Updated: Thu, 31 Jan 2013 18:36:49 GMT | By Tracy Connor, Staff Writer, NBC News

After Hadiya's death, Chicago to put 200 more cops on the street

Chicago Mayor Rahm Emanuel, shown here at a conference on gun violence, is set to announce he will put 200 more cops on the street.

Chicago Mayor Rahm Emanuel, shown here at a conference on gun violence, is set to announce he will put 200 more cops on the street.

Two days after a teen who performed at President Obama's inauguration weekend was gunned down, Chicago Mayor Rahm Emanuel is set to yank 200 cops from desk jobs and make them fight crime on the streets.

The reassignment was recommended by city officials last week, according to NBC Chicago, but it took on new significance Thursday as 15-year-old Hadiya Pendleton became the face of Chicago's stubbornly high murder rate.

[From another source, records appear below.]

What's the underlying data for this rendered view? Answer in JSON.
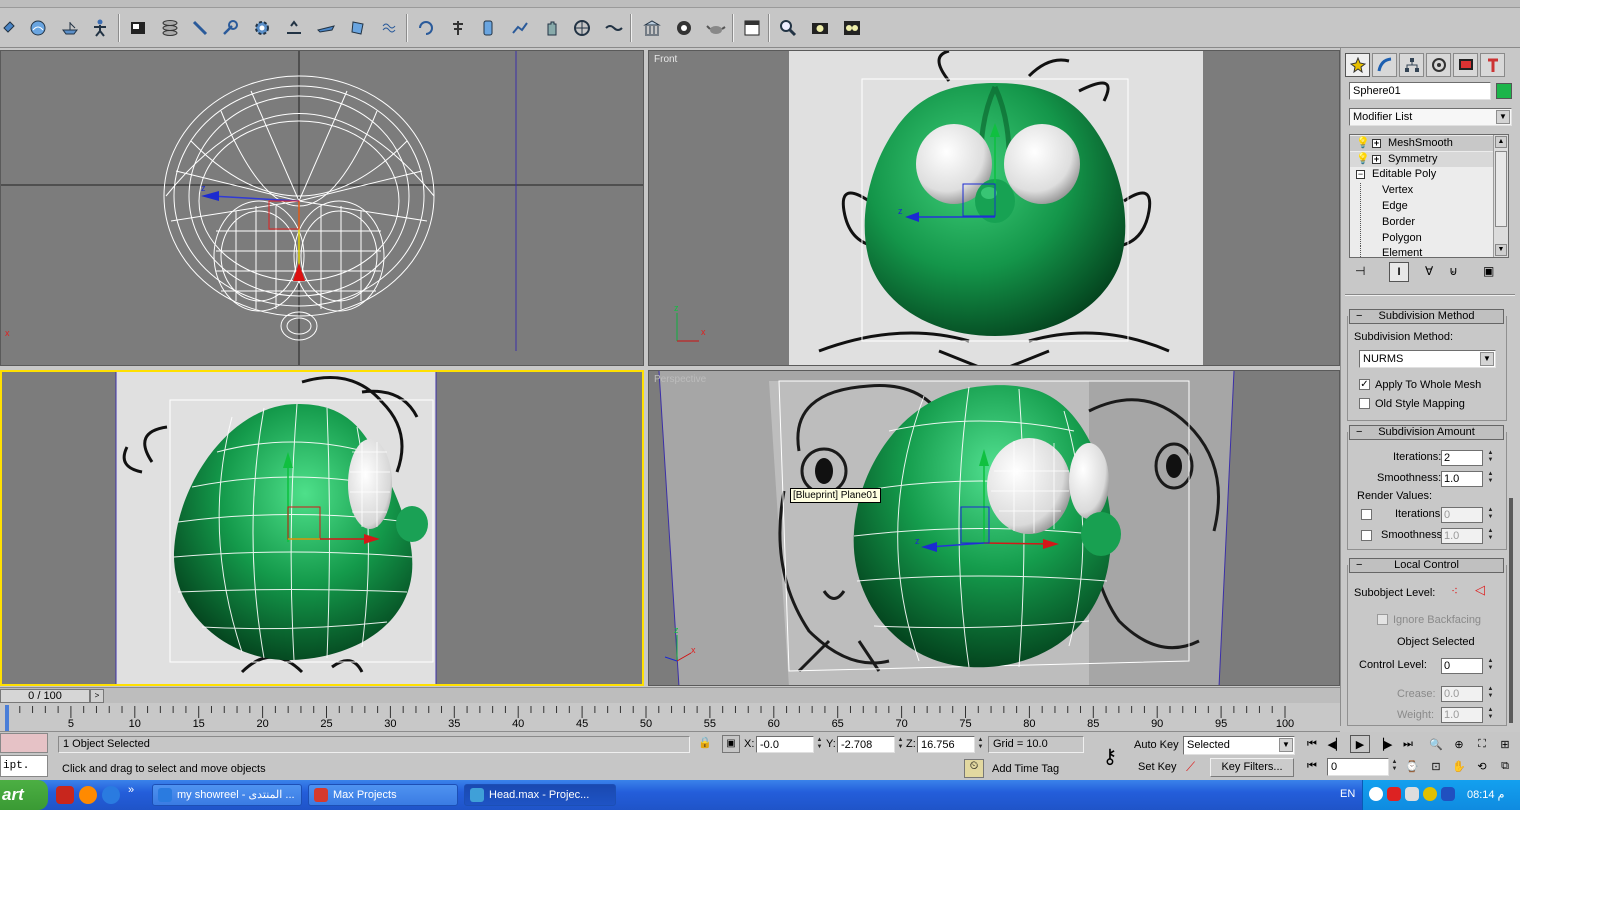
{
  "app": {
    "title": "Head.max - Project"
  },
  "viewports": [
    {
      "label": "",
      "axis_labels": [
        "z",
        "x"
      ]
    },
    {
      "label": "Front",
      "axis_labels": [
        "z",
        "x"
      ]
    },
    {
      "label": "",
      "axis_labels": []
    },
    {
      "label": "Perspective",
      "axis_labels": [
        "z",
        "x"
      ],
      "tooltip": "[Blueprint] Plane01"
    }
  ],
  "command_panel": {
    "object_name": "Sphere01",
    "object_color": "#1cb54a",
    "modifier_list": "Modifier List",
    "stack": [
      {
        "label": "MeshSmooth",
        "type": "modifier"
      },
      {
        "label": "Symmetry",
        "type": "modifier"
      },
      {
        "label": "Editable Poly",
        "type": "base"
      },
      {
        "label": "Vertex",
        "type": "sub"
      },
      {
        "label": "Edge",
        "type": "sub"
      },
      {
        "label": "Border",
        "type": "sub"
      },
      {
        "label": "Polygon",
        "type": "sub"
      },
      {
        "label": "Element",
        "type": "sub"
      }
    ],
    "subdivision_method": {
      "title": "Subdivision Method",
      "label": "Subdivision Method:",
      "value": "NURMS",
      "apply_whole_mesh": "Apply To Whole Mesh",
      "apply_whole_mesh_checked": true,
      "old_style": "Old Style Mapping",
      "old_style_checked": false
    },
    "subdivision_amount": {
      "title": "Subdivision Amount",
      "iterations_label": "Iterations:",
      "iterations": "2",
      "smoothness_label": "Smoothness:",
      "smoothness": "1.0",
      "render_values": "Render Values:",
      "render_iterations_label": "Iterations:",
      "render_iterations": "0",
      "render_smoothness_label": "Smoothness:",
      "render_smoothness": "1.0"
    },
    "local_control": {
      "title": "Local Control",
      "subobject_level": "Subobject Level:",
      "ignore_backfacing": "Ignore Backfacing",
      "object_selected": "Object Selected",
      "control_level_label": "Control Level:",
      "control_level": "0",
      "crease_label": "Crease:",
      "crease": "0.0",
      "weight_label": "Weight:",
      "weight": "1.0"
    }
  },
  "timeline": {
    "frame_display": "0 / 100",
    "current_frame": 0,
    "ticks": [
      "0",
      "5",
      "10",
      "15",
      "20",
      "25",
      "30",
      "35",
      "40",
      "45",
      "50",
      "55",
      "60",
      "65",
      "70",
      "75",
      "80",
      "85",
      "90",
      "95",
      "100"
    ]
  },
  "status": {
    "script_label": "ipt.",
    "selection": "1 Object Selected",
    "prompt": "Click and drag to select and move objects",
    "x_label": "X:",
    "x": "-0.0",
    "y_label": "Y:",
    "y": "-2.708",
    "z_label": "Z:",
    "z": "16.756",
    "grid": "Grid = 10.0",
    "add_time_tag": "Add Time Tag",
    "auto_key": "Auto Key",
    "set_key": "Set Key",
    "key_mode": "Selected",
    "key_filters": "Key Filters...",
    "frame": "0"
  },
  "taskbar": {
    "start": "art",
    "tasks": [
      {
        "label": "my showreel - المنتدى ...",
        "icon_color": "#2a7be0"
      },
      {
        "label": "Max Projects",
        "icon_color": "#d63a2c"
      },
      {
        "label": "Head.max     - Projec...",
        "icon_color": "#3fa0d8"
      }
    ],
    "chevron": "»",
    "language": "EN",
    "time": "08:14 م"
  }
}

The sophomore was shot dead Tuesday while sheltering from the rain with fellow members of the volleyball team in a park near her well-regarded high-school, in an upscale section of Chicago's South Side less than a mile from President Obama's home.

The bullet that struck her upper back was meant for someone else, police said. No arrests have been made, but police offered an $11,000 reward for information leading to her killer.

“When any young person in our city is gunned down without reason, it demands action from all of us,” Emanuel said at a press conference.

“As we grieve for Hadiya, we need to work together to protect our greatest resource, the children of the city of Chicago.”

Emanuel said when he took office he redeployed 570 officers who were on desk duty and credited that with reducing Chicago’s overall crime rate by 8.5%, even as its murder rate increased.

There were more than 500 slayings in Chicago last year. That's about half the number there were in 1974, but still represented an increase over the previous year at a time when other cities are reporting steady decreases in homicides.

Hopes that 2013 would be less bloody were dashed by a grim statistic: 42 people were killed in Chicago this month, making it the deadliest January in more than a decade, according to the Chicago Tribune.

The death of Pendleton -- a majorette with the King College Prep marching band who traveled to Washington to take part in inauguration festivities -- sparked outrage across the nation.

At the White House, a spokesman said the Obamas were praying for her family. On Capitol Hill, her name was invoked during debate over gun control.

Emanuel said the police have been getting tips about who might have killed Pendleton and wounded a 16-year-old friend – both innocent victims caught in what investigators suspect was a gang-related turf war.

The mayor had a message for anyone with information: “Please step forward. That is what a good neighbor does.”